= Frederick W. Marks =

American historian and Catholic apologist (1940–2025)

Frederick W. Marks III (November 13, 1940 – January 16, 2025) was an American historian and Catholic apologist. As a scholar, he wrote and taught extensively on American diplomatic history. As a proponent of Roman Catholicism, he published dozens of articles and tracts and spoke extensively in public.

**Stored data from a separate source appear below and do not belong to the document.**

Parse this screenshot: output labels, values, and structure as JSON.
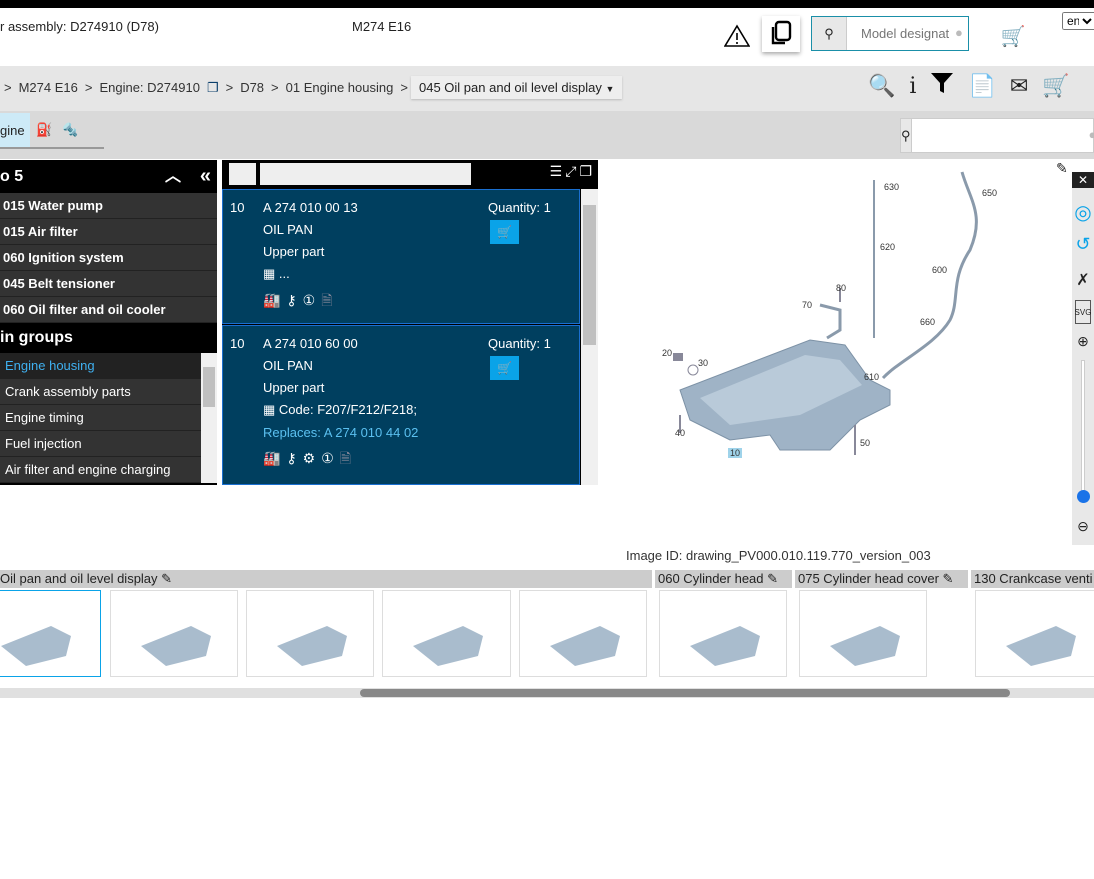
{
  "header": {
    "assembly": "r assembly: D274910 (D78)",
    "model": "M274 E16",
    "search_placeholder": "Model designat",
    "language": "en"
  },
  "breadcrumb": {
    "items": [
      "M274 E16",
      "Engine: D274910",
      "D78",
      "01 Engine housing"
    ],
    "current": "045 Oil pan and oil level display"
  },
  "tabs": {
    "active": "gine"
  },
  "recent": {
    "title": "o 5",
    "items": [
      "015 Water pump",
      "015 Air filter",
      "060 Ignition system",
      "045 Belt tensioner",
      "060 Oil filter and oil cooler"
    ]
  },
  "groups": {
    "title": "in groups",
    "items": [
      "Engine housing",
      "Crank assembly parts",
      "Engine timing",
      "Fuel injection",
      "Air filter and engine charging"
    ],
    "selected": 0
  },
  "parts": [
    {
      "pos": "10",
      "number": "A 274 010 00 13",
      "name": "OIL PAN",
      "desc": "Upper part",
      "code": "...",
      "replaces": "",
      "quantity": "Quantity: 1"
    },
    {
      "pos": "10",
      "number": "A 274 010 60 00",
      "name": "OIL PAN",
      "desc": "Upper part",
      "code": "Code: F207/F212/F218;",
      "replaces": "Replaces: A 274 010 44 02",
      "quantity": "Quantity: 1"
    }
  ],
  "drawing": {
    "callouts": [
      "630",
      "650",
      "620",
      "600",
      "80",
      "70",
      "660",
      "20",
      "30",
      "610",
      "40",
      "50",
      "10"
    ],
    "image_id": "Image ID: drawing_PV000.010.119.770_version_003",
    "zoom_level": 0.05
  },
  "thumbnails": {
    "groups": [
      "Oil pan and oil level display",
      "060 Cylinder head",
      "075 Cylinder head cover",
      "130 Crankcase venti"
    ]
  },
  "colors": {
    "accent": "#0aa3e8",
    "part_bg": "#003f5f",
    "link": "#5bc0f0"
  }
}
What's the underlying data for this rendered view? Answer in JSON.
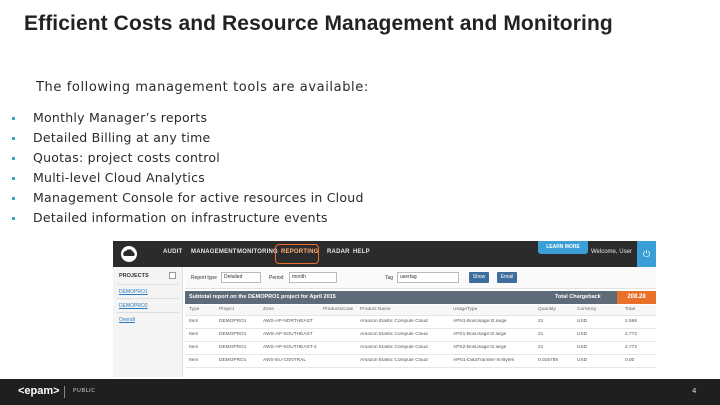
{
  "slide": {
    "title": "Efficient Costs and Resource Management and Monitoring",
    "subtitle": "The following management tools are available:",
    "bullets": [
      "Monthly Manager’s reports",
      "Detailed Billing at any time",
      "Quotas: project costs control",
      "Multi-level Cloud Analytics",
      "Management Console for active resources in Cloud",
      "Detailed information on infrastructure events"
    ]
  },
  "app": {
    "nav": [
      "AUDIT",
      "MANAGEMENT",
      "MONITORING",
      "REPORTING",
      "RADAR",
      "HELP"
    ],
    "active_nav": "REPORTING",
    "learn_more": "LEARN MORE",
    "welcome": "Welcome, User",
    "power_icon": "power-icon",
    "projects": {
      "heading": "PROJECTS",
      "items": [
        "DEMOPRO1",
        "DEMOPRO2",
        "Overall"
      ]
    },
    "filters": {
      "report_type_label": "Report type",
      "report_type_value": "Detailed",
      "period_label": "Period",
      "period_value": "month",
      "tag_label": "Tag",
      "tag_value": "usertag",
      "show_button": "Show",
      "email_button": "Email"
    },
    "report": {
      "title": "Subtotal report on the DEMOPRO1 project for April 2015",
      "chargeback_label": "Total Chargeback",
      "chargeback_value": "208.28"
    },
    "table": {
      "headers": [
        "Type",
        "Project",
        "Zone",
        "ProductsCode",
        "Product Name",
        "UsageType",
        "Quantity",
        "Currency",
        "Total"
      ],
      "rows": [
        [
          "Item",
          "DEMOPRO1",
          "AWS-AP-NORTHEAST",
          "",
          "Amazon Elastic Compute Cloud",
          "APN1-BoxUsage:t2.large",
          "21",
          "USD",
          "2.598"
        ],
        [
          "Item",
          "DEMOPRO1",
          "AWS-AP-SOUTHEAST",
          "",
          "Amazon Elastic Compute Cloud",
          "APS1-BoxUsage:t2.large",
          "21",
          "USD",
          "2.772"
        ],
        [
          "Item",
          "DEMOPRO1",
          "AWS-AP-SOUTHEAST-2",
          "",
          "Amazon Elastic Compute Cloud",
          "APS2-BoxUsage:t2.large",
          "21",
          "USD",
          "2.772"
        ],
        [
          "Item",
          "DEMOPRO1",
          "AWS-EU-CENTRAL",
          "",
          "Amazon Elastic Compute Cloud",
          "APN1-DataTransfer-In-Bytes",
          "0.016789",
          "USD",
          "0.00"
        ]
      ]
    }
  },
  "footer": {
    "logo": "<epam>",
    "label": "PUBLIC",
    "page": "4"
  }
}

==Education and teaching==
Marks attended Loyola High School in New York City, and attained his B.A. from the College of the Holy Cross in 1962 and his Ph.D. from the University of Michigan in 1968. His doctoral dissertation, "The Impact of Foreign Affairs on the United States Constitution, 1783–1788," was supervised by Bradford Perkins. Other members of the doctoral committee were Professors Samuel J. Eldersveld, Shaw Livermore Jr., and Gordon S. Wood. Marks taught at the University of Michigan from 1967 to 1968, at Purdue University from 1968 to 1973 and at St. John's University from 1974 to 1979. At St. John's, he supervised the doctoral dissertation of graduate student Daniel W. Fitz-Simons, who had been in Navy Intelligence and the DIA before teaching at the Marine Corps Command and Staff College. He was the author of four books and dozens of articles on history. His scholarly publications are characterized by multi-archival research overseas. In addition to utilizing repositories all over the United States, his work took him to Germany, France, England, Scotland, Canada, Guatemala, and the Republic of China.

In the field of Roman Catholicism, Marks wrote six books and scores of full-length articles, seventeen of which appeared in leading journals for the Catholic clergy. In addition, he published a handbook for engaged and newly married Roman Catholic couples. It was translated into Spanish and Indonesian in 2008. The last years of his writing life were devoted to the Christian view of suffering and what people perceive as failure. In a note about his death, the New Oxford Review called Marks a "biblical scholar par excellence."

==Publications==

===Books on diplomatic history===
Robert W. Love Jr., diplomatic historian at the US Naval Academy, introduced Marks in 1995 by writing: "Frederick W. Marks' wide-ranging interests have resulted in important reinterpretations of the Constitutional Convention, Theodore Roosevelt's foreign policy, and John Foster Dulles and the Cold War. His Wind Over Sand revised completely our understanding of Franklin Roosevelt's statesmanship."
- Independence on Trial: Foreign Affairs and the Making of the Constitution Baton Rouge, Louisiana State University Press, 1973, (reprinted in paperback 1986), ISBN 9780807100523
- Velvet on Iron: The Diplomacy of Theodore Roosevelt Lincoln: University of Nebraska Press, 1979, (reprinted in paperback, 1982) ISBN 9780803281158, Theodore Roosevelt Specialist John Allen Gable reviewed the book in Presidential Studies Quarterly. Additionally, Edmund Morris, winner of the Pulitzer Prize for his biography of the first Roosevelt, called it "the most important book in its field since Howard K. Beale's Theodore Roosevelt and the Rise of America to World Power (1956). Indeed many readers will judge it superior to its predecessor in its elegance, brevity and courageous originality."
- Wind over Sand: The Diplomacy of Franklin Roosevelt Athens: University of Georgia Press 1988, (reprinted in paperback 1991) ISBN 9780820312705. Roosevelt specialist Frank Freidel of Harvard University described Wind over Sand as a "devastating revisionist critique of Franklin D. Roosevelt's foreign policy" that would challenge future scholars while Max Lerner predicted, in the Wall Street Journal, that it would "relight the fires of controversy in Rooseveltology and leave the arena of battle distinctly changed." The book was chosen as a selection by the Conservative Book Club and the Lawyer's Book Society.
- Power and Peace: The Diplomacy of John Foster Dulles Westport, Conn.: Praeger, 1993, ISBN 9780275944971 (reprinted in paperback 1995) ISBN 9780275944971.

===Religious Books===
- A Catholic Handbook for Engaged and Newly Married Couples (1994, reprinted in 1997 and 1999, ISBN 9781880033142).
- A Brief for Belief: The Case for Catholicism (1999, ISBN 1579181147)
- The Gift of Pain (2012, ISBN 9781937155322)
- Think and Believe (2012, ISBN 9781937155377)
- Confessions of a Catholic Street Evangelist (2017, ISBN 9781940777702)
- Pro-life Champion: The Untold Story of Monsignor Philip J. Reilly and His Helpers of God's Precious Infants (2017, ISBN 1545234973)

==Personal life==
Marks was married for over fifty years to Sylvia Marks, who holds a Ph.D. degree from Princeton University and teaches English at New York University's Polytechnic Institute. He died in 2025 at the age of 84.